Mexico (awp/afp) - La banque centrale du Mexique a abaissé son taux directeur pour la septième fois consécutive jeudi, invoquant la faiblesse de l'activité économique dans le pays et les tensions commerciales provoquées par les droits de douane imposés par Donald Trump.
Le taux a été réduit de 25 points de base, s'établissant à 7,25 %, selon un communiqué de l'institution.
Le communiqué souligne que l'activité économique du Mexique s'est contractée au troisième trimestre 2025 et que "le contexte d'incertitude et les tensions commerciales continuent de faire peser des risques importants sur la croissance".
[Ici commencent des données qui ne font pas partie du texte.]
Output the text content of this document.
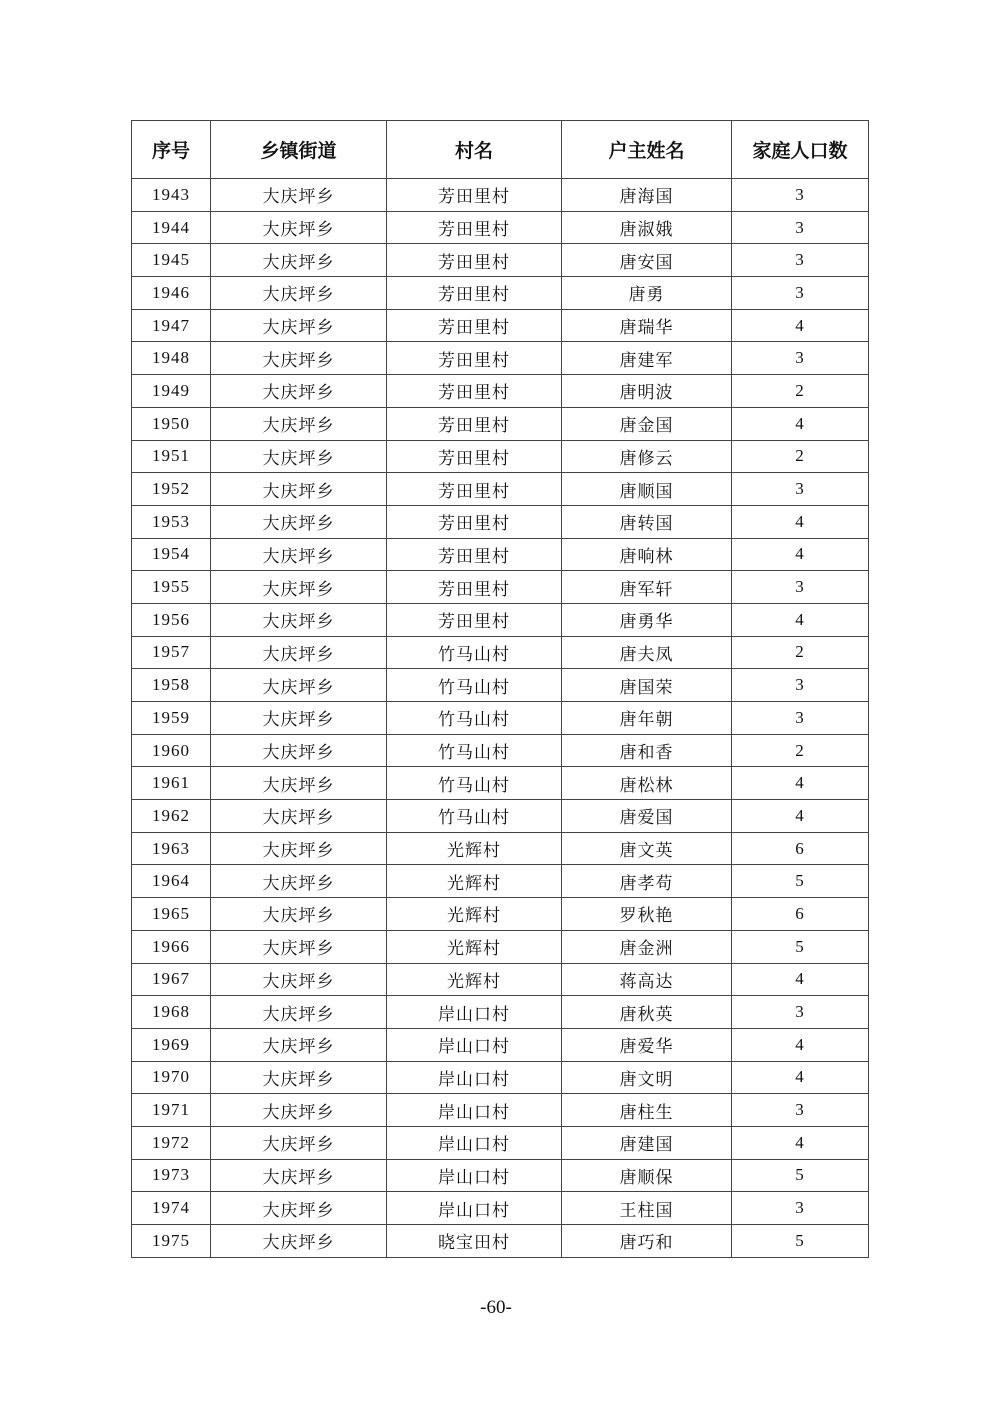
序号	乡镇街道	村名	户主姓名	家庭人口数
1943	大庆坪乡	芳田里村	唐海国	3
1944	大庆坪乡	芳田里村	唐淑娥	3
1945	大庆坪乡	芳田里村	唐安国	3
1946	大庆坪乡	芳田里村	唐勇	3
1947	大庆坪乡	芳田里村	唐瑞华	4
1948	大庆坪乡	芳田里村	唐建军	3
1949	大庆坪乡	芳田里村	唐明波	2
1950	大庆坪乡	芳田里村	唐金国	4
1951	大庆坪乡	芳田里村	唐修云	2
1952	大庆坪乡	芳田里村	唐顺国	3
1953	大庆坪乡	芳田里村	唐转国	4
1954	大庆坪乡	芳田里村	唐响林	4
1955	大庆坪乡	芳田里村	唐军轩	3
1956	大庆坪乡	芳田里村	唐勇华	4
1957	大庆坪乡	竹马山村	唐夫凤	2
1958	大庆坪乡	竹马山村	唐国荣	3
1959	大庆坪乡	竹马山村	唐年朝	3
1960	大庆坪乡	竹马山村	唐和香	2
1961	大庆坪乡	竹马山村	唐松林	4
1962	大庆坪乡	竹马山村	唐爱国	4
1963	大庆坪乡	光辉村	唐文英	6
1964	大庆坪乡	光辉村	唐孝苟	5
1965	大庆坪乡	光辉村	罗秋艳	6
1966	大庆坪乡	光辉村	唐金洲	5
1967	大庆坪乡	光辉村	蒋高达	4
1968	大庆坪乡	岸山口村	唐秋英	3
1969	大庆坪乡	岸山口村	唐爱华	4
1970	大庆坪乡	岸山口村	唐文明	4
1971	大庆坪乡	岸山口村	唐柱生	3
1972	大庆坪乡	岸山口村	唐建国	4
1973	大庆坪乡	岸山口村	唐顺保	5
1974	大庆坪乡	岸山口村	王柱国	3
1975	大庆坪乡	晓宝田村	唐巧和	5
-60-
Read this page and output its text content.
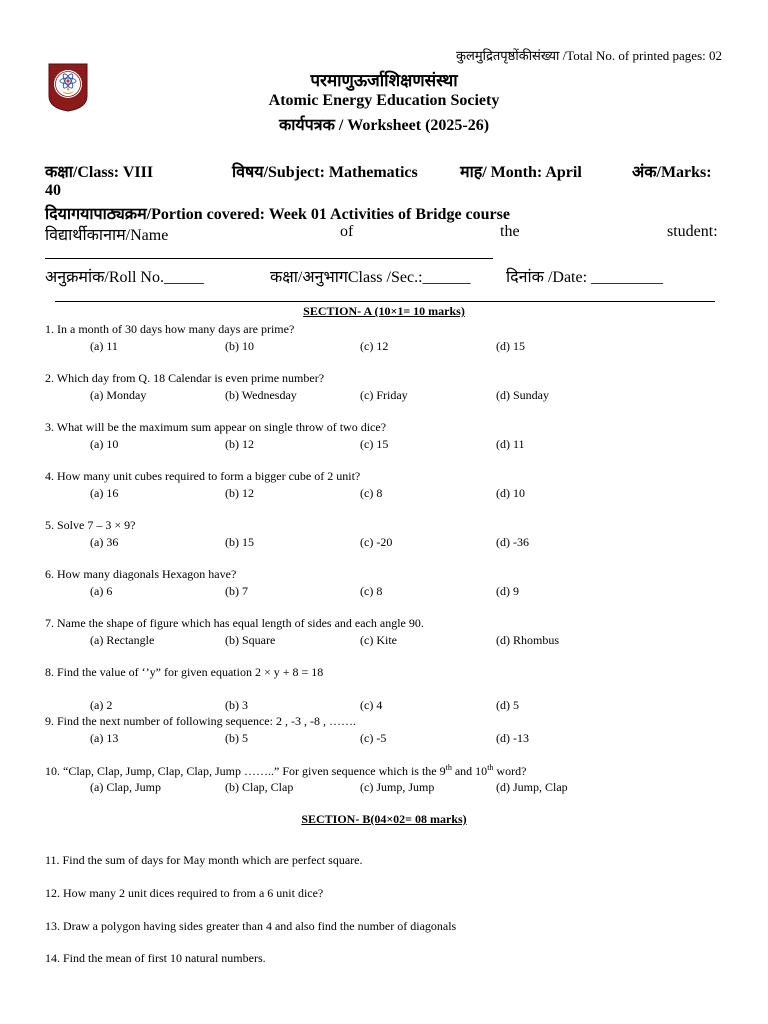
कुलमुद्रितपृष्ठोंकीसंख्या /Total No. of printed pages: 02
परमाणुऊर्जाशिक्षणसंस्था
Atomic Energy Education Society
कार्यपत्रक / Worksheet (2025-26)
कक्षा/Class: VIII	विषय/Subject: Mathematics	माह/ Month: April	अंक/Marks:
40
दियागयापाठ्यक्रम/Portion covered: Week 01 Activities of Bridge course
विद्यार्थीकानाम/Name	of	the	student:
अनुक्रमांक/Roll No._____	कक्षा/अनुभागClass /Sec.:______ दिनांक /Date: _________
SECTION- A (10×1= 10 marks)
1. In a month of 30 days how many days are prime?
(a) 11	(b) 10	(c) 12	(d) 15
2. Which day from Q. 18 Calendar is even prime number?
(a) Monday	(b) Wednesday	(c) Friday	(d) Sunday
3. What will be the maximum sum appear on single throw of two dice?
(a) 10	(b) 12	(c) 15	(d) 11
4. How many unit cubes required to form a bigger cube of 2 unit?
(a) 16	(b) 12	(c) 8	(d) 10
5. Solve 7 – 3 × 9?
(a) 36	(b) 15	(c) -20	(d) -36
6. How many diagonals Hexagon have?
(a) 6	(b) 7	(c) 8	(d) 9
7. Name the shape of figure which has equal length of sides and each angle 90.
(a) Rectangle	(b) Square	(c) Kite	(d) Rhombus
8. Find the value of ‘’y” for given equation 2 × y + 8 = 18
(a) 2	(b) 3	(c) 4	(d) 5
9. Find the next number of following sequence: 2 , -3 , -8 , …….
(a) 13	(b) 5	(c) -5	(d) -13
10. “Clap, Clap, Jump, Clap, Clap, Jump ……..” For given sequence which is the 9th and 10th word?
(a) Clap, Jump	(b) Clap, Clap	(c) Jump, Jump	(d) Jump, Clap
SECTION- B(04×02= 08 marks)
11. Find the sum of days for May month which are perfect square.
12. How many 2 unit dices required to from a 6 unit dice?
13. Draw a polygon having sides greater than 4 and also find the number of diagonals
14. Find the mean of first 10 natural numbers.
Le produit intérieur brut (PIB) du Mexique, deuxième économie d'Amérique latine après le Brésil, a reculé de 0,3% en glissement annuel au troisième trimestre, pénalisé par la faiblesse du secteur industriel, notamment des exportations manufacturières essentielles.
L'institution monétaire a également évoqué "les impacts potentiels des changements de politiques commerciales mondiales".
Le président américain a menacé le Mexique de droits de douane afin de faire pression sur son voisin et partenaire commercial pour qu'il renforce sa lutte contre le trafic de drogue et l'immigration irrégulière.
La semaine dernière, le délai de 90 jours imparti aux négociations commerciales entre les États-Unis et le Mexique a expiré après que Trump a menacé d'imposer des droits de douane de 30% sur les exportations mexicaines, accusant son voisin de mettre en place de nombreuses barrières non tarifaires.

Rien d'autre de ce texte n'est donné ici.